Movie Review Sunday!

Gates, TruthSorry, I don’t have any movies to review. The only movie (away theater or home theater) I saw this week was The Dark Knight, and I’m sure you don’t want me reviewing that again. Oh wait, I did watch Stargate: The Ark Of Truth on DVD, but I consider that to be a TV show rather than a movie, even though it’s billed as a direct-to-DVD movie. It ties up a lot of the loose ends from the final season of the SG-1 TV show, which would have been explored in more length if there had been another season. It was pretty entertaining, and the characters were put through the usual dire circumstances which they eventually had to overcome. Even though there was more peril and swearing and violence and blood and stuff than on the TV show, and the visual effects underwent an upgrade, it still played like an extended episode of the show. But it did give some closure.

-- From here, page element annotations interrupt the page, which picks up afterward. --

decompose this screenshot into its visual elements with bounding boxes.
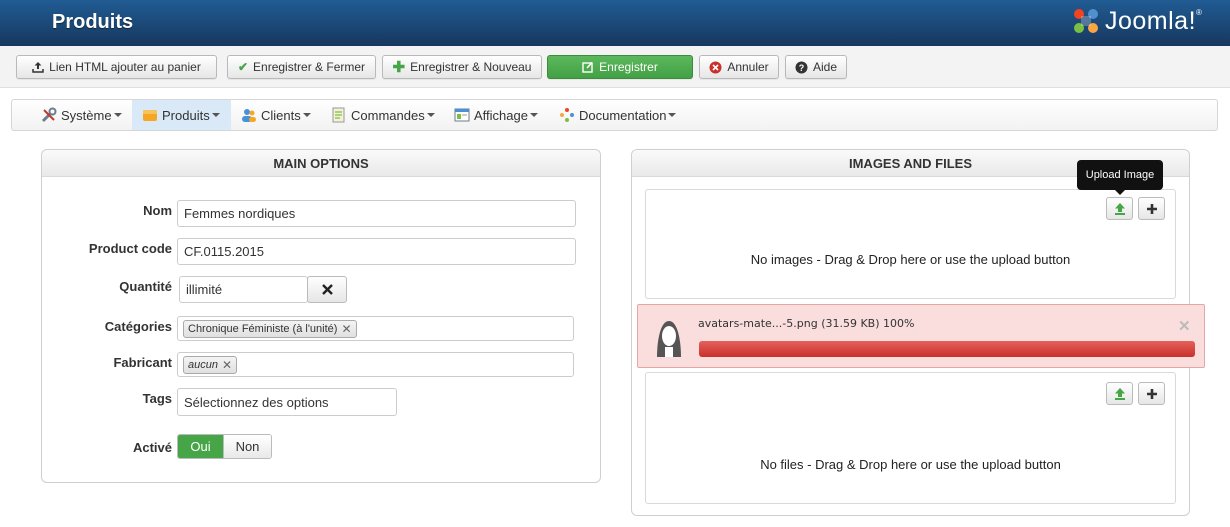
customers-icon xyxy=(242,109,256,122)
cancel-label: Annuler xyxy=(727,60,769,74)
cancel-button[interactable]: Annuler xyxy=(699,55,779,79)
remove-chip-icon[interactable]: ✕ xyxy=(341,322,351,336)
name-label: Nom xyxy=(143,203,172,218)
upload-tray-icon xyxy=(32,61,44,73)
html-link-label: Lien HTML ajouter au panier xyxy=(49,60,201,74)
active-toggle[interactable]: Oui Non xyxy=(177,434,272,459)
menu-item-produits[interactable]: Produits xyxy=(132,100,231,130)
save-new-label: Enregistrer & Nouveau xyxy=(410,60,532,74)
joomla-mark-icon xyxy=(1074,9,1098,33)
upload-progress-bar xyxy=(699,341,1195,357)
image-dropzone[interactable]: No images - Drag & Drop here or use the … xyxy=(645,189,1176,299)
upload-file-name: avatars-mate...-5.png (31.59 KB) 100% xyxy=(698,317,915,330)
upload-progress-item: avatars-mate...-5.png (31.59 KB) 100% ✕ xyxy=(637,304,1205,368)
plus-icon xyxy=(1146,203,1157,214)
help-label: Aide xyxy=(812,60,838,74)
save-button[interactable]: Enregistrer xyxy=(547,55,693,79)
logo-wordmark: Joomla! xyxy=(1105,6,1197,35)
plus-icon: ✚ xyxy=(392,59,406,76)
logo-registered: ® xyxy=(1196,8,1202,17)
tools-icon xyxy=(41,107,57,123)
display-icon xyxy=(454,108,470,122)
menu-item-documentation[interactable]: Documentation xyxy=(559,100,677,130)
question-circle-icon: ? xyxy=(795,61,808,74)
category-chip[interactable]: Chronique Féministe (à l'unité) ✕ xyxy=(183,319,357,338)
close-icon[interactable]: ✕ xyxy=(1178,317,1191,335)
html-link-button[interactable]: Lien HTML ajouter au panier xyxy=(16,55,217,79)
save-new-button[interactable]: ✚ Enregistrer & Nouveau xyxy=(382,55,542,79)
categories-label: Catégories xyxy=(104,319,172,334)
chevron-down-icon xyxy=(668,113,677,117)
clear-quantity-button[interactable] xyxy=(307,276,347,303)
chevron-down-icon xyxy=(302,113,311,117)
cancel-circle-icon xyxy=(709,61,722,74)
category-chip-label: Chronique Féministe (à l'unité) xyxy=(188,322,338,335)
menu-item-commandes[interactable]: Commandes xyxy=(331,100,435,130)
no-files-message: No files - Drag & Drop here or use the u… xyxy=(760,457,1061,472)
no-images-message: No images - Drag & Drop here or use the … xyxy=(750,252,1071,267)
checkmark-icon: ✔ xyxy=(237,60,249,74)
tags-field[interactable]: Sélectionnez des options xyxy=(177,388,397,416)
name-field[interactable]: Femmes nordiques xyxy=(177,200,576,227)
upload-image-button[interactable] xyxy=(1106,197,1133,220)
save-close-label: Enregistrer & Fermer xyxy=(253,60,366,74)
tags-label: Tags xyxy=(142,391,172,406)
quantity-field[interactable]: illimité xyxy=(179,276,308,303)
toolbar: Lien HTML ajouter au panier ✔ Enregistre… xyxy=(0,46,1230,88)
add-image-button[interactable] xyxy=(1138,197,1165,220)
documentation-icon xyxy=(560,108,574,122)
menu-label-documentation: Documentation xyxy=(579,107,667,123)
help-button[interactable]: ? Aide xyxy=(785,55,847,79)
chevron-down-icon xyxy=(529,113,538,117)
active-label: Activé xyxy=(132,440,172,455)
page-title: Produits xyxy=(52,11,134,33)
menu-label-clients: Clients xyxy=(261,107,301,123)
header-bar: Produits Joomla! ® xyxy=(0,0,1230,46)
product-code-label: Product code xyxy=(88,241,172,256)
svg-text:?: ? xyxy=(799,63,805,73)
manufacturer-chip[interactable]: aucun ✕ xyxy=(183,355,238,374)
joomla-logo[interactable]: Joomla! ® xyxy=(1071,4,1202,38)
remove-chip-icon[interactable]: ✕ xyxy=(222,358,232,372)
manufacturer-field[interactable]: aucun ✕ xyxy=(177,352,574,377)
upload-icon xyxy=(1114,202,1125,215)
upload-image-tooltip: Upload Image xyxy=(1077,160,1163,195)
edit-icon xyxy=(582,61,594,73)
chevron-down-icon xyxy=(113,113,122,117)
save-close-button[interactable]: ✔ Enregistrer & Fermer xyxy=(227,55,376,79)
chevron-down-icon xyxy=(426,113,435,117)
upload-icon xyxy=(1114,387,1125,400)
active-no-button[interactable]: Non xyxy=(223,435,271,458)
chevron-down-icon xyxy=(211,113,220,117)
categories-field[interactable]: Chronique Féministe (à l'unité) ✕ xyxy=(177,316,574,341)
save-label: Enregistrer xyxy=(599,60,658,74)
orders-icon xyxy=(332,107,345,123)
file-dropzone[interactable]: No files - Drag & Drop here or use the u… xyxy=(645,372,1176,504)
active-yes-button[interactable]: Oui xyxy=(178,435,223,458)
menu-label-systeme: Système xyxy=(61,107,112,123)
manufacturer-chip-label: aucun xyxy=(188,358,218,371)
menu-item-affichage[interactable]: Affichage xyxy=(454,100,538,130)
product-code-field[interactable]: CF.0115.2015 xyxy=(177,238,576,265)
quantity-label: Quantité xyxy=(119,279,172,294)
main-options-title: MAIN OPTIONS xyxy=(42,150,600,177)
manufacturer-label: Fabricant xyxy=(113,355,172,370)
products-icon xyxy=(143,110,157,121)
plus-icon xyxy=(1146,388,1157,399)
menu-label-produits: Produits xyxy=(162,107,210,123)
upload-file-button[interactable] xyxy=(1106,382,1133,405)
menu-item-systeme[interactable]: Système xyxy=(41,100,122,130)
close-icon xyxy=(321,284,333,295)
menu-item-clients[interactable]: Clients xyxy=(241,100,311,130)
main-menu: Système Produits Clients Commandes Affic… xyxy=(11,99,1218,131)
add-file-button[interactable] xyxy=(1138,382,1165,405)
menu-label-affichage: Affichage xyxy=(474,107,528,123)
menu-label-commandes: Commandes xyxy=(351,107,425,123)
avatar-thumbnail-icon xyxy=(652,317,686,357)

Makes me wonder what they’re going to do for the second DVD movie, Stargate: Continuum, which comes out this week. I think I’ll rent the Blu-Ray of that from Netflix. Note: I’m not a Stargate fanboy, as I only started watching SG-1 when the spinoff Atlantis started. Nevertheless, I do enjoy the show and was glad to see they were allowed to wrap it up. If only the same could be said of Deadwood, which is now looking like it will never be wrapped up.

I’m just surprised they never (AFAIK) showed Ark Of Truth on the SciFi Channel, so that the fans had to actually buy or rent it. At least Comedy Central seems intent on broadcasting the Futurama movies.

Note: I’m really getting sick of the Replicators showing up in Stargate whenever they need to increase the level of danger. Retire those machines already!

Latre.

Poignant Search Term Of The Day That Led To This Blog: “cilantro taste like soap genetic”.